Petrol retailers accused of taking excessive profits in light of falling oil prices
The discovery of the Omicron variant has led to economic and market uncertainty across the world, resulting in oil prices falling by $10. However, British automotive services company RAC has argued that this price fall has not been transferred to motorists with supermarkets especially taking large profits.
Fuel prices peaked last month reaching 151.1 pence ($2) and 147.7 pence ($1.96) a litre for diesel and petrol, respectively. RAC claims that since these wholesale prices have fallen by 7 pence ($0.08), but retail prices have remained similar. Prices are linked to crude oil but set by suppliers, which have been slow to pass costs on seemingly for their own gain.
Simon Williams of RAC claimed that since the onset of the pandemic, savings are more and more frequently not being passed onto the customer. Although understandable in the pandemic, now that demand has returned to pre-pandemic levels, he claims, this should now be passed on to consumers with weekly or daily price changes.

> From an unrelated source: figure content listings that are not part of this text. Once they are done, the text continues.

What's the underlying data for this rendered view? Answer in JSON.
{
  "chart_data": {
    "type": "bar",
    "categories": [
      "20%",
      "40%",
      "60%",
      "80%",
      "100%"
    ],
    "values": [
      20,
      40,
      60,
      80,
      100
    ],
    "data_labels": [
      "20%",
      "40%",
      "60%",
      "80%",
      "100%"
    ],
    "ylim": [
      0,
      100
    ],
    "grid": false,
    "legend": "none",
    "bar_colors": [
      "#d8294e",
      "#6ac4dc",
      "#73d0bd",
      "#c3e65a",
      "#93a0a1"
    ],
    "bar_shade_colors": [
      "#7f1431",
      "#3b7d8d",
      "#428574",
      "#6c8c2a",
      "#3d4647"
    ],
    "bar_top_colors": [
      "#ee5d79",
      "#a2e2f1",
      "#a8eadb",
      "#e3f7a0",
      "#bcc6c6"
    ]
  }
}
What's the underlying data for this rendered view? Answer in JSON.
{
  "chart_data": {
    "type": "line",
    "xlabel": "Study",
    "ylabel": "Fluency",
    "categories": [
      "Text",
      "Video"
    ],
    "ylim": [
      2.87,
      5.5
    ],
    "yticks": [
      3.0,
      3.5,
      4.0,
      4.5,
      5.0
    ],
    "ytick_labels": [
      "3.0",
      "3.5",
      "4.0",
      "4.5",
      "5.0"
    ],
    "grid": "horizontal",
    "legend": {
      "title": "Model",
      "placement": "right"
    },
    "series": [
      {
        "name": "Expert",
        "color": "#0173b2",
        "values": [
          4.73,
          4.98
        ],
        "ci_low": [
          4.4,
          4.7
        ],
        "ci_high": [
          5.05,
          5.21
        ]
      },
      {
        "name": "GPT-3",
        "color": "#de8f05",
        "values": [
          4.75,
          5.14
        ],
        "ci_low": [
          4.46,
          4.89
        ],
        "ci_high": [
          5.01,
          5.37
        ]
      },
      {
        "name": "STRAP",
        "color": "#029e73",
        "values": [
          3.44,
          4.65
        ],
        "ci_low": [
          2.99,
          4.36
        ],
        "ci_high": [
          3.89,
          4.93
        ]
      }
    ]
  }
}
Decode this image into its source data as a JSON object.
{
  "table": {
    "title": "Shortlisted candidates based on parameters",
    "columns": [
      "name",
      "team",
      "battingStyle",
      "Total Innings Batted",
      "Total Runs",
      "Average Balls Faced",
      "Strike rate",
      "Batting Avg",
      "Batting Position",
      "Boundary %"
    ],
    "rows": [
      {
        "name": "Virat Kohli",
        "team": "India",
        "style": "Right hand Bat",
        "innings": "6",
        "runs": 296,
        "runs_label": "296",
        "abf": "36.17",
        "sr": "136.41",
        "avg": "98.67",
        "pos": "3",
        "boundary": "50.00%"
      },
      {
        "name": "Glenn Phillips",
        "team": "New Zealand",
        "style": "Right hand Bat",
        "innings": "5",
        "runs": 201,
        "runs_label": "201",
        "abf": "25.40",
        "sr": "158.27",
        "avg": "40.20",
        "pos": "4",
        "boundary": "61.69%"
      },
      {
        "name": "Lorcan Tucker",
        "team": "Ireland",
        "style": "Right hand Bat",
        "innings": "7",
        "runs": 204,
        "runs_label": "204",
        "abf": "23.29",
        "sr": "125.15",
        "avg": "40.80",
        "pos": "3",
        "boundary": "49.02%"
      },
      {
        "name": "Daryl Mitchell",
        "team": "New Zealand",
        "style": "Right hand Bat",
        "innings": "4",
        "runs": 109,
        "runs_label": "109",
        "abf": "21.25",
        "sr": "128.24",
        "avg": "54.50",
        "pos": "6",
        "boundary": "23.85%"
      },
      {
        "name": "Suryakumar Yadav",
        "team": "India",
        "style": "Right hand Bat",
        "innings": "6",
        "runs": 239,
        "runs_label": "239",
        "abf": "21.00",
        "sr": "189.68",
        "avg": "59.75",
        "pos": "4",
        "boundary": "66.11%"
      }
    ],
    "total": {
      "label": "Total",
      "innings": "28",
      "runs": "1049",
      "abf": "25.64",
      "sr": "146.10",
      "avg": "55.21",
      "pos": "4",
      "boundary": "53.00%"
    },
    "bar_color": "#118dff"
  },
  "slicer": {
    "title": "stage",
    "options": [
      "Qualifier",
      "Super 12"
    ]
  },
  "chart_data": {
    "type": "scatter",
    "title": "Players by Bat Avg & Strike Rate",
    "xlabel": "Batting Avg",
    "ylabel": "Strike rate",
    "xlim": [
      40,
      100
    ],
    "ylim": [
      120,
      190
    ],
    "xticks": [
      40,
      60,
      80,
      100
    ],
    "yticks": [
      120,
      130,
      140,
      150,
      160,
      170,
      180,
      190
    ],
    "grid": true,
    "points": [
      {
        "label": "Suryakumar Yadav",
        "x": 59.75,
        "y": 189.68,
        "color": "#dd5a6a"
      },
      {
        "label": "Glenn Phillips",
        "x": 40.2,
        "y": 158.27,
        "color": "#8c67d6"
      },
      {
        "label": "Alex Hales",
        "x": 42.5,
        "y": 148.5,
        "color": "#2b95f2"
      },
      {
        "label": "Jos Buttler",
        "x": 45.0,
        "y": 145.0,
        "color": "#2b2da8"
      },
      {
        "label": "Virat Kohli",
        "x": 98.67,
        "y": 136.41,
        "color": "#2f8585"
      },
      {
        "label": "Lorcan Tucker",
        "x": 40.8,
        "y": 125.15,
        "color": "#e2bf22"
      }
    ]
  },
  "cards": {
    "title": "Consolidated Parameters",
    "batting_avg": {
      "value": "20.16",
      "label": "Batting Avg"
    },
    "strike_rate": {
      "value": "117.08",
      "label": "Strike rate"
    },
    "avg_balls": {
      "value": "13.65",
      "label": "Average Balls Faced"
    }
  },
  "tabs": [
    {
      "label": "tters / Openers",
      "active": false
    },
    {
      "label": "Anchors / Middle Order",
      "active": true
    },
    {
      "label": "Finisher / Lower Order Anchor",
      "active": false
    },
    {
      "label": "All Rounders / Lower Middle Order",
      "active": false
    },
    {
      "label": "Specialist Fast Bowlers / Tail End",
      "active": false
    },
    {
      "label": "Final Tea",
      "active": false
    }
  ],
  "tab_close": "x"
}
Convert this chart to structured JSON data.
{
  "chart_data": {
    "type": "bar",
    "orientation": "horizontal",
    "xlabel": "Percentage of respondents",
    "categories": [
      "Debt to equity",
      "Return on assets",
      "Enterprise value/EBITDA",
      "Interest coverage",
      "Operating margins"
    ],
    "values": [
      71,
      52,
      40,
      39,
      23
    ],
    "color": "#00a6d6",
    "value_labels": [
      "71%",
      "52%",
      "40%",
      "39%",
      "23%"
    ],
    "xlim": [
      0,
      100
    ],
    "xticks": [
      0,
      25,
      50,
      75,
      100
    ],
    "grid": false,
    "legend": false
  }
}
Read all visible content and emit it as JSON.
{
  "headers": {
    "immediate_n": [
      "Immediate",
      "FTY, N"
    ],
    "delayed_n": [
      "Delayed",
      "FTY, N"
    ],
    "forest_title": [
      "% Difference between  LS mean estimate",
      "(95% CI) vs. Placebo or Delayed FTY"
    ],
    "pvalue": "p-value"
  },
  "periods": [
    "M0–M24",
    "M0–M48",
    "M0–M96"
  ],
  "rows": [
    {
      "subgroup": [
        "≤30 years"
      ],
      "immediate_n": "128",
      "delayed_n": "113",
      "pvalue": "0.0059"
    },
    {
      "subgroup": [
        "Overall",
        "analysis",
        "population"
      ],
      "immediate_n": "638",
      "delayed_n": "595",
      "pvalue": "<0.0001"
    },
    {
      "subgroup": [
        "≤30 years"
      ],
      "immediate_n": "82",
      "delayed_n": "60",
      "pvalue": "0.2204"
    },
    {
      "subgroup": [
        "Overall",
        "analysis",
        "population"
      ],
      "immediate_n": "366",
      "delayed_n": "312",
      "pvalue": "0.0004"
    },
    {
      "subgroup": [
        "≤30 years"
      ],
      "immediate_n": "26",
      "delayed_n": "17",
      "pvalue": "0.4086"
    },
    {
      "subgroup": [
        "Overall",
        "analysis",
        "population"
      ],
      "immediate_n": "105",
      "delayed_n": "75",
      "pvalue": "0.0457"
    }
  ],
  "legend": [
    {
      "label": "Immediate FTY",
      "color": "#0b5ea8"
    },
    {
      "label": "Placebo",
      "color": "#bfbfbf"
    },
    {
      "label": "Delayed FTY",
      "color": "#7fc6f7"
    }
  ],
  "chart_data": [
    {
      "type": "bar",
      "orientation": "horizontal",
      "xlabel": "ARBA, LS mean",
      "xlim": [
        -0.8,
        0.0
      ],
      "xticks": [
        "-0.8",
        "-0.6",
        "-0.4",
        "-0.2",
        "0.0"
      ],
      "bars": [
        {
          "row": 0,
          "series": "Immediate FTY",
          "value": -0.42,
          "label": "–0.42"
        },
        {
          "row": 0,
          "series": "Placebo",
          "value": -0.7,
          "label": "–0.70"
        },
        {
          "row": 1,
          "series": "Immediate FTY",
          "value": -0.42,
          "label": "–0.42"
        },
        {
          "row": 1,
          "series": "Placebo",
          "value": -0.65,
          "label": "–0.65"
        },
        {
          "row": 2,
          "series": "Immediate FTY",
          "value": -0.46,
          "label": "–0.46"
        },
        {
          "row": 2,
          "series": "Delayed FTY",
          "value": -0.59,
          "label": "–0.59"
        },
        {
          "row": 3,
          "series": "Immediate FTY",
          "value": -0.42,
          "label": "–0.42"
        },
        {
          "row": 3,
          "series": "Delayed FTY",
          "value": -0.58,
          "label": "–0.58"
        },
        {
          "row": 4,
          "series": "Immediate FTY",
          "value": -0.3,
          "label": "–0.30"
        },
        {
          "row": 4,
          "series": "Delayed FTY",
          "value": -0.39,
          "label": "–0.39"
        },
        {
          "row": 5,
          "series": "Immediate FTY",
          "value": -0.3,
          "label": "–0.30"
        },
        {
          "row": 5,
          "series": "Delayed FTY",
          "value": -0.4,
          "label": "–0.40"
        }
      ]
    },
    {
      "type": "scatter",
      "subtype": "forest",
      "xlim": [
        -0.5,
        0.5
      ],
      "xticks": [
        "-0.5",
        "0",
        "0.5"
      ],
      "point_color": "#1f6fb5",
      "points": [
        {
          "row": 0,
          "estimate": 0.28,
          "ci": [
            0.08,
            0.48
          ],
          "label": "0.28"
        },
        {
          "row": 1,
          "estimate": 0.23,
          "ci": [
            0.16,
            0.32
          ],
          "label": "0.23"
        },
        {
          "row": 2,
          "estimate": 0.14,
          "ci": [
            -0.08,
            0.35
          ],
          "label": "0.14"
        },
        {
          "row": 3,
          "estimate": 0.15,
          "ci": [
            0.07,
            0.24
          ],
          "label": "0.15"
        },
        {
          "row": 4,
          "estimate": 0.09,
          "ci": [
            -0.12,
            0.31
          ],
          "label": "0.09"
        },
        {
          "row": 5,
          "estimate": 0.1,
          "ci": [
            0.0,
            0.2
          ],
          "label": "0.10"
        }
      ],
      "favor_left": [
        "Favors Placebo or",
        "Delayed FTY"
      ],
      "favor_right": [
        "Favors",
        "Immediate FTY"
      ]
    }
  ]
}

Supermarkets have been criticised due to their dominance of the UK market
Supermarkets, the major UK retailers which account for half of the market, have been chiefly blamed and seem to be exploiting consumers to boost profits. Williams claimed that supermarkets are quick to react to price increases but slow to react to falls in order to boost profitability, stating ‘prices go up like a rocket but fall like a feather.’
Supermarkets should be the quickest to react due to the high frequency of purchases and market dominance. It can also take a supermarket price cut to kickstart the rest of the market to follow, which is worrying if that initial cut never comes or comes too late.
Smaller independently owned stations, represented by the Petrol Retailer’s Association, can take longer to see price falls due to customers tending to purchase less frequently, so they have been less scrutinised.
The AA has suggested that we have seen the start of a significant fall in prices. Although welcome, it does not seem enough and the delay between oil price and pump price falls has exploited the consumer.
Prices are impacting costs of living in the run-up to Christmas
The RAC has urged the government to take action in order to prevent people from spending excessive amounts on fuel during the Christmas period when costs are already high. The recent duty freeze tax announced by Chancellor Rishi Sunak, it claims, is not enough.
The price of filling up a typical family car is almost £20 ($25) more in December 2021 than it was in December 2020, putting a strain on people’s finances. Luke Bosdet, of the AA, warned that consumers need to be aware that any savings they may be making in-store could be cancelled out by petrol costs.
Retailers have claimed other cost increases such as wages, electricity and the weakness of the pound have resulted in this. This may be the case, but it should still be independently investigated to ensure fairness to the consumer in a period when finances are strained.